The San Gabriel Valley, located just east of Los Angeles, is home to the largest concentration of Asian American communities in the country and remains a historically important enclave for recent Asian immigrants.
The sky is an ever-changing canvas of sights—a warm sunrise over a town, a dramatic pattern of clouds, a flock of birds doing a choreographed dance across a skyline.
88rising, an Asian media collective, wanted to turn this canvas into a sensory feast by adding a soundtrack to it. How might a song react and respond to the changing rhythms and moods of a skyline in real-time? To answer that question, they looked no farther than the San Gabriel Valley, located just east of Los Angeles and home to the largest concentration of Asian American communities in the country.
Using a video feed streaming from an overlook above the Valley, the installation took 88rising artist Warren Hue’s track “Too Many Tears” and remixed it using AI as it reacted to events in the landscape and skyline in real-time.
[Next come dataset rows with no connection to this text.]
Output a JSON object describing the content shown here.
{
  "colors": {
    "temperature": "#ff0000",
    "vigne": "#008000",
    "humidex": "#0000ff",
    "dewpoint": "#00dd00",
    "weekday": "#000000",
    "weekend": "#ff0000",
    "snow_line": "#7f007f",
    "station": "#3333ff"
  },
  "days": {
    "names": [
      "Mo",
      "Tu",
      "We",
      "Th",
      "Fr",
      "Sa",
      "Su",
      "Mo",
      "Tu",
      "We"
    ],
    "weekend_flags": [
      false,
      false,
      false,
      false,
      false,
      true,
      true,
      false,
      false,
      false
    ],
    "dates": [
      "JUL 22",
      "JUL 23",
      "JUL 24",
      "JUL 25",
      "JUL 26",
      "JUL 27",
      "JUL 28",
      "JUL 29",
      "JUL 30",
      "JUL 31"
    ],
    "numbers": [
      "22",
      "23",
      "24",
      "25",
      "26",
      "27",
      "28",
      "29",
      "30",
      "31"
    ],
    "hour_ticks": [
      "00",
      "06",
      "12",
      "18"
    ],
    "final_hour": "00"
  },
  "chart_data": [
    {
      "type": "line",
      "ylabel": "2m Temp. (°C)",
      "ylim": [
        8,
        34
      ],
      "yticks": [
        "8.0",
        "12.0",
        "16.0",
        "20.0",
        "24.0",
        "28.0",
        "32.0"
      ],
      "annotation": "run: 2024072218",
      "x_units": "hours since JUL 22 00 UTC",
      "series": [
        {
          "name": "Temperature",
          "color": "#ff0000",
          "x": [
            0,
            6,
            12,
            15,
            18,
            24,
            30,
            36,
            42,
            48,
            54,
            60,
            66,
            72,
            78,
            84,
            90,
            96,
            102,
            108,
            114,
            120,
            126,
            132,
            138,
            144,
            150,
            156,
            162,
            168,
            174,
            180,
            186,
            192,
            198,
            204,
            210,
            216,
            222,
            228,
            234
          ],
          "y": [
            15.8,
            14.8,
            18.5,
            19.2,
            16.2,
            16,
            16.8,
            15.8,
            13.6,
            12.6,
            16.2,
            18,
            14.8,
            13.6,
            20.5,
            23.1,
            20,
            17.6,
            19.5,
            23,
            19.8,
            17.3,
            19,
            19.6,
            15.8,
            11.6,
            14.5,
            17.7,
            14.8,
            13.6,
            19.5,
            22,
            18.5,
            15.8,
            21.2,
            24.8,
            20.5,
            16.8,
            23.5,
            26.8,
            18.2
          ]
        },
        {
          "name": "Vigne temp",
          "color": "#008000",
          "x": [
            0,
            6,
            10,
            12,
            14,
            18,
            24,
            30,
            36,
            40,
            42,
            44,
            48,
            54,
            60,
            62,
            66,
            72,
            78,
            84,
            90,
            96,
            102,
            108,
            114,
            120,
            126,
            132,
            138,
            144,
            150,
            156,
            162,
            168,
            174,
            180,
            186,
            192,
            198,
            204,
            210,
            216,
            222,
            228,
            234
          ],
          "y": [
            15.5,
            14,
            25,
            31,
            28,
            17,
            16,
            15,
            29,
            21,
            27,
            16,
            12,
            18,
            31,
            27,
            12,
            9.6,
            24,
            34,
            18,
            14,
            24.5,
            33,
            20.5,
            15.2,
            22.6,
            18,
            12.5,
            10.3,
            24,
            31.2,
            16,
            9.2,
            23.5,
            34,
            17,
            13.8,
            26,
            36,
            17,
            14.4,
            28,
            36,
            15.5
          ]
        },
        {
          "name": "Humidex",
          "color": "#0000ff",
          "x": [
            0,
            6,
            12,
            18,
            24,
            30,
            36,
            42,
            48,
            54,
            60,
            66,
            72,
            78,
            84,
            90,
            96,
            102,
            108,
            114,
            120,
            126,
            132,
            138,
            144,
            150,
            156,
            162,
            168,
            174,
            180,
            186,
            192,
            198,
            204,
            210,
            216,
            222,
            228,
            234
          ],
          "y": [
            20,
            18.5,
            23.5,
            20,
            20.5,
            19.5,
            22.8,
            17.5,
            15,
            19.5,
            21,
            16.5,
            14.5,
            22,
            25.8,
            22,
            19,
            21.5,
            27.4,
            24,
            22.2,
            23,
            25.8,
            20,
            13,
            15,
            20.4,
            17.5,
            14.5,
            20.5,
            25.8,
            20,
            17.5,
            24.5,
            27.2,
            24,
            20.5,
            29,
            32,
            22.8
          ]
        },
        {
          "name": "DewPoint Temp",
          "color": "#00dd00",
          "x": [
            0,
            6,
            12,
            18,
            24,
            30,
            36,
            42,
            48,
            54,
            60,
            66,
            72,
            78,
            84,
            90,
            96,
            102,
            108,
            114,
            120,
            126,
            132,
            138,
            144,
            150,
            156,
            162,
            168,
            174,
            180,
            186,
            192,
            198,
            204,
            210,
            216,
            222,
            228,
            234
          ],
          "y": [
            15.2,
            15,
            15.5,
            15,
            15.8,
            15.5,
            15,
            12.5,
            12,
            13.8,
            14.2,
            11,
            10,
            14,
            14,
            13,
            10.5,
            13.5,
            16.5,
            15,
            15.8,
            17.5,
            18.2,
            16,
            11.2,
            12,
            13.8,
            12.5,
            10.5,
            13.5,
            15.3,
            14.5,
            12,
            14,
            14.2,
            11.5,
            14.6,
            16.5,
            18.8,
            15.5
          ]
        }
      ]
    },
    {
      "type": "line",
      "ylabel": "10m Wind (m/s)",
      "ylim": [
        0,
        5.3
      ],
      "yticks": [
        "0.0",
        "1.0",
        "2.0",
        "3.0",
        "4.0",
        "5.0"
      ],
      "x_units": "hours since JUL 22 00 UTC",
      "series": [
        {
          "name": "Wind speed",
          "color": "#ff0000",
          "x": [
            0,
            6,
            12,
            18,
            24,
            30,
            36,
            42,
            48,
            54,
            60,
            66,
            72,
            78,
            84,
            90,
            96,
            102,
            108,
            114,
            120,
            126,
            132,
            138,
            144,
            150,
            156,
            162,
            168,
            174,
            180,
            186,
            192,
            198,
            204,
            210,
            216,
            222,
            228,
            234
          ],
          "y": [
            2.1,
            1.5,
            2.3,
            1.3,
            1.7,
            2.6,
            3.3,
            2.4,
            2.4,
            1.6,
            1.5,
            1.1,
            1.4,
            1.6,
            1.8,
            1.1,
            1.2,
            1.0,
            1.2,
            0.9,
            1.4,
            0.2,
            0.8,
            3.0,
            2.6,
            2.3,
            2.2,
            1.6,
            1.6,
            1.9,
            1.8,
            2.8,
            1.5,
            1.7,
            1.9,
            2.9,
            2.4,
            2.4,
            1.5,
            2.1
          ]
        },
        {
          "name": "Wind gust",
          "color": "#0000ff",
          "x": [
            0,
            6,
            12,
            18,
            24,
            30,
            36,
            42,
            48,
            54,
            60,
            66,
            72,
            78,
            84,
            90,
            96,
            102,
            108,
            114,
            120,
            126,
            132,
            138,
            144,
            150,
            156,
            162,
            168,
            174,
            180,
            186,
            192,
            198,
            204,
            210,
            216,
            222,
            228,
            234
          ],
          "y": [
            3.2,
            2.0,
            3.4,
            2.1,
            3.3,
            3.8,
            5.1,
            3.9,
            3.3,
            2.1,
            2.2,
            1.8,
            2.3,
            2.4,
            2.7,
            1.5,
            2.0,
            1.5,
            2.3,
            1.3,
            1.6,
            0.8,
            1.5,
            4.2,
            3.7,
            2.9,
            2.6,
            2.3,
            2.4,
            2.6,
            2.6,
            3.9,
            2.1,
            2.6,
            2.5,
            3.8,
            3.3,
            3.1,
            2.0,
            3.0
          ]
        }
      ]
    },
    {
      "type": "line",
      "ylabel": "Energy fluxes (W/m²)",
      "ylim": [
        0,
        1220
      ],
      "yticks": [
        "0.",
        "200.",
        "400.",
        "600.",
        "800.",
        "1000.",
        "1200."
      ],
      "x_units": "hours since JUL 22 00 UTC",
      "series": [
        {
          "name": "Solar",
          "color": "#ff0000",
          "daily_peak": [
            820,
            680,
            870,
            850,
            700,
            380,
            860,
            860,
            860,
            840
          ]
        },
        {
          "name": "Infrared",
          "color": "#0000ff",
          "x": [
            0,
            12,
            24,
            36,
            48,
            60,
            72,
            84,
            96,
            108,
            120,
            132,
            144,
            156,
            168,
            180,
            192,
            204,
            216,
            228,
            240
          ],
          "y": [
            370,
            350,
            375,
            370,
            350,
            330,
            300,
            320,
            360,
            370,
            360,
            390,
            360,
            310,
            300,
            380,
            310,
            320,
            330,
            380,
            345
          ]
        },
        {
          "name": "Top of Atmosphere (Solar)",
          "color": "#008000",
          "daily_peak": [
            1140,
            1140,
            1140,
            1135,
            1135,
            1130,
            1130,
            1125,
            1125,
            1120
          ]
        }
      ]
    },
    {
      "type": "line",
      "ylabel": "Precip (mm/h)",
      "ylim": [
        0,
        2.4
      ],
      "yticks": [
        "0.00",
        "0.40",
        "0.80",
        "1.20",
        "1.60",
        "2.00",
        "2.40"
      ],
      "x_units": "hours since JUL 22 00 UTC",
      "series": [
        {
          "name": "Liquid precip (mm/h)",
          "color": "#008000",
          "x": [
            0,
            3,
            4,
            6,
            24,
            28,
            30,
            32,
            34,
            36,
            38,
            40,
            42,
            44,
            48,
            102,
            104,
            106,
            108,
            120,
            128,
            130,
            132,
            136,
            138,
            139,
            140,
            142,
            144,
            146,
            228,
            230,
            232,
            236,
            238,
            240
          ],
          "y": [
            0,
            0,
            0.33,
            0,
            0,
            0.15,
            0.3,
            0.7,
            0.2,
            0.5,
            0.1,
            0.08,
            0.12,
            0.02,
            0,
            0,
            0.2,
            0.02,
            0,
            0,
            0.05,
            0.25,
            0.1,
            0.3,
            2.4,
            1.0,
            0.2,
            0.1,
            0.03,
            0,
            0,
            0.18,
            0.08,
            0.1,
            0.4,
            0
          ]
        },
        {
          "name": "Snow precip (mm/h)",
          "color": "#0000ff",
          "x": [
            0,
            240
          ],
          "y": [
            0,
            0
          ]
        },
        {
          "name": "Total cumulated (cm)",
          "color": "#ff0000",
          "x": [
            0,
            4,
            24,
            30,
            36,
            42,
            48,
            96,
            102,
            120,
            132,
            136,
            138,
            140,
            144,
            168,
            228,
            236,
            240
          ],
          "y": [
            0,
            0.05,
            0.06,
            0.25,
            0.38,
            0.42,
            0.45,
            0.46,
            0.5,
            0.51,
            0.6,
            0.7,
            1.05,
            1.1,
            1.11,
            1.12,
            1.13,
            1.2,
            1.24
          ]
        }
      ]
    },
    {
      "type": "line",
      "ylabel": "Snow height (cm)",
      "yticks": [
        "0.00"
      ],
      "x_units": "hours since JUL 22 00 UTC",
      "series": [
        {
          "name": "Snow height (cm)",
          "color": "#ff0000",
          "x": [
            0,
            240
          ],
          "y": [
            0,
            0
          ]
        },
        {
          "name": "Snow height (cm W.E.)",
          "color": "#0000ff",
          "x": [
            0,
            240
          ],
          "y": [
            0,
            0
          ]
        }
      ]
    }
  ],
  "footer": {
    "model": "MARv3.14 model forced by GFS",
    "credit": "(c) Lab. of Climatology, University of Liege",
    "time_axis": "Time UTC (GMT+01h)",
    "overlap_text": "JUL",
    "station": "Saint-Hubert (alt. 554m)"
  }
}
As the first single from 88rising’s new compilation album “Head in the Clouds 3,” the visuals for the experience look to the clouds for cues to add musical embellishments when they appear.
It’s a whole new way to experience Hue’s song—not only sonically, but also visually. For example, as dawn rises above the Valley, the track has an ethereal, optimistic feel. Drum patterns are sparse, and audio effects like reverb float over the ambient but harmonious track.
Experience “Too Many Tears” for yourself—the singles from the installation are available on SoundCloud.
Our mission at 88rising is simple—to create a platform to celebrate Asian creatives around the world.
Self reflection, shared experiences
Sean Miyashiro, founder and CEO of 88rising, wanted to offer both meditative and inspiring moments for listeners. It was also important to the creative team that the project showcase a place that’s significant to Asian American communities, reflecting on a broader shared experience around the constant nature of change.
This was especially true for Warren Hue, who wrote “Too Many Tears” in response to his experiences as an Asian artist: “’[It’s] a hip-hop and R&B song that I wrote with a unique beat and structure—reflecting on myself and my dreams and the reality of how people treat me.,”
The project is part of an evolution of Microsoft AI-powered musical collaborations, from Julianna Barwick to and Björk and now Warren Hue. But “Too Many Tears” is very much situated in a specific place, a digital manifestation of 88rising’s mission to amplify the voices of Asian and Asian American artists.